L’acétamipride, un insecticide de la famille des néonicotinoïdes, est au cœur d’un débat en France concernant sa réautorisation. Interdit depuis 2018 en raison de ses effets néfastes sur les abeilles et l’environnement, ce produit pourrait être réintroduit sous certaines conditions grâce à la proposition de loi Duplomb. Cette loi vise à lever les contraintes pour les agriculteurs, mais elle est controversée en raison des risques environnementaux et sanitaires associés à l’acétamipride.
En agriculture, les insecticides et les pesticides jouent un rôle crucial dans la protection des cultures contre divers organismes nuisibles qui peuvent compromettre la qualité et le rendement des récoltes. Les insecticides sont spécifiquement conçus pour cibler et éliminer les insectes ravageurs, tels que les pucerons, les chenilles et les coléoptères, qui se nourrissent des plantes, endommageant ainsi les feuilles, les tiges et les fruits. En contrôlant ces populations d’insectes, les insecticides aident à prévenir les pertes économiques significatives pour les agriculteurs et contribuent à assurer une production alimentaire stable.
Pesticides et insecticides à quoi ça sert
Les pesticides, quant à eux, ont un spectre d’action plus large et sont utilisés pour lutter contre une variété d’organismes nuisibles, y compris les insectes, les champignons, les mauvaises herbes et les rongeurs. Les fongicides, par exemple, sont un type de pesticide qui protège les cultures contre les maladies fongiques, tandis que les herbicides sont utilisés pour éliminer les mauvaises herbes qui concurrencent les cultures pour les nutriments, l’eau et la lumière. En réduisant la pression exercée par ces organismes nuisibles, les pesticides permettent aux cultures de croître dans des conditions optimales, améliorant ainsi leur santé et leur productivité.
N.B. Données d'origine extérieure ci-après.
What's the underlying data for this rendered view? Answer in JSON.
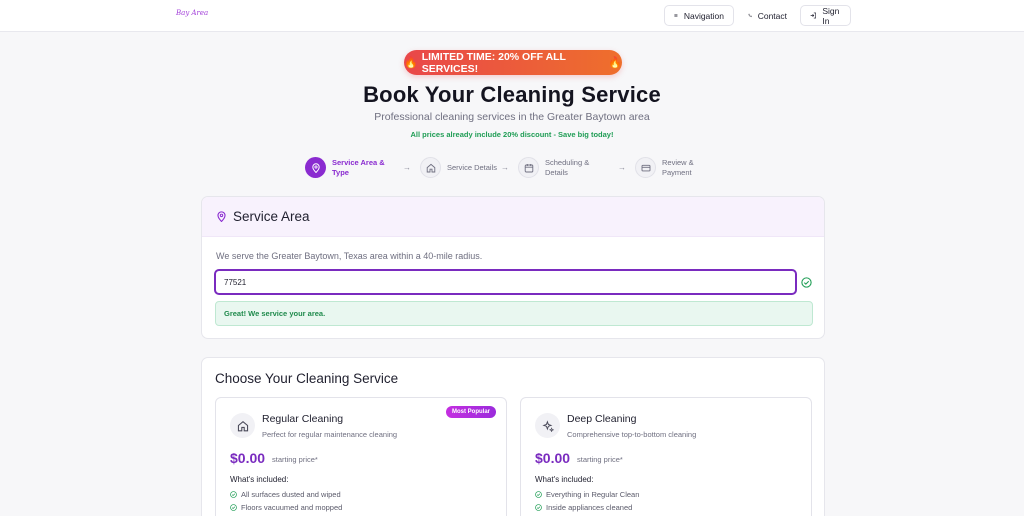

Cependant, l’utilisation d’insecticides et de pesticides doit être soigneusement gérée pour minimiser les impacts négatifs sur l’environnement et la santé humaine. Une utilisation excessive ou inappropriée peut entraîner la contamination des sols et des eaux, nuire aux organismes non ciblés, y compris les pollinisateurs bénéfiques comme les abeilles, et contribuer au développement de résistances chez les ravageurs. Par conséquent, les pratiques agricoles modernes encouragent une approche intégrée de la gestion des nuisibles, combinant l’utilisation judicieuse de produits chimiques avec des méthodes biologiques, culturelles et physiques pour assurer une agriculture durable et respectueuse de l’environnement.
L’acétamipride : l’ennemi des abeilles
L’acétamipride est extrêmement toxique pour les abeilles. Une dose de quelques microgrammes suffit pour tuer la moitié d’une colonie en 48 heures. Il est également persistant dans l’environnement, avec une demi-vie de 420 jours dans l’eau, ce qui signifie qu’il peut contaminer les cours d’eau et les sols pendant de longues périodes. De plus, il a la capacité d’imprégner toute la structure des plantes, des racines aux fleurs, ce qui augmente son potentiel de contamination.

Des études ont révélé des traces de dérivés de l’acétamipride dans l’urine de nouveau-nés, soulevant des inquiétudes sur ses effets sur la santé humaine. En 2012, près de sept tonnes de cet insecticide étaient vendues en France, malgré son interdiction ultérieure. Cette quantité importante montre l’ampleur de son utilisation avant son interdiction.
Certains secteurs agricoles, comme la production de noisettes, sont fortement dépendants de cet insecticide. Par exemple, la coopérative Unicoque, qui représente les trois quarts de la production française de noisettes, a enregistré 50 % de pertes en 2024 en raison d’invasions de balanin, un insecte ravageur. D’autres secteurs, comme celui de la betterave, ont également subi des pertes significatives depuis l’interdiction des néonicotinoïdes.
Cependant, des alternatives aux néonicotinoïdes existent. Des pratiques culturales différentes, des solutions techniques comme des pièges à odeur, et des produits moins toxiques peuvent être mis en place. L’Agence nationale de sécurité sanitaire (Anses) a identifié 22 produits ou méthodes de substitution aux néonicotinoïdes, montrant qu’une transition vers d’autres pratiques est possible.
La réautorisation de l’acétamipride soulève donc des questions importantes sur les risques pour l’environnement et la santé humaine, ainsi que sur la dépendance de certains secteurs agricoles. Il est crucial de peser ces risques contre les bénéfices potentiels pour les agriculteurs et de considérer les alternatives disponibles pour une agriculture plus durable.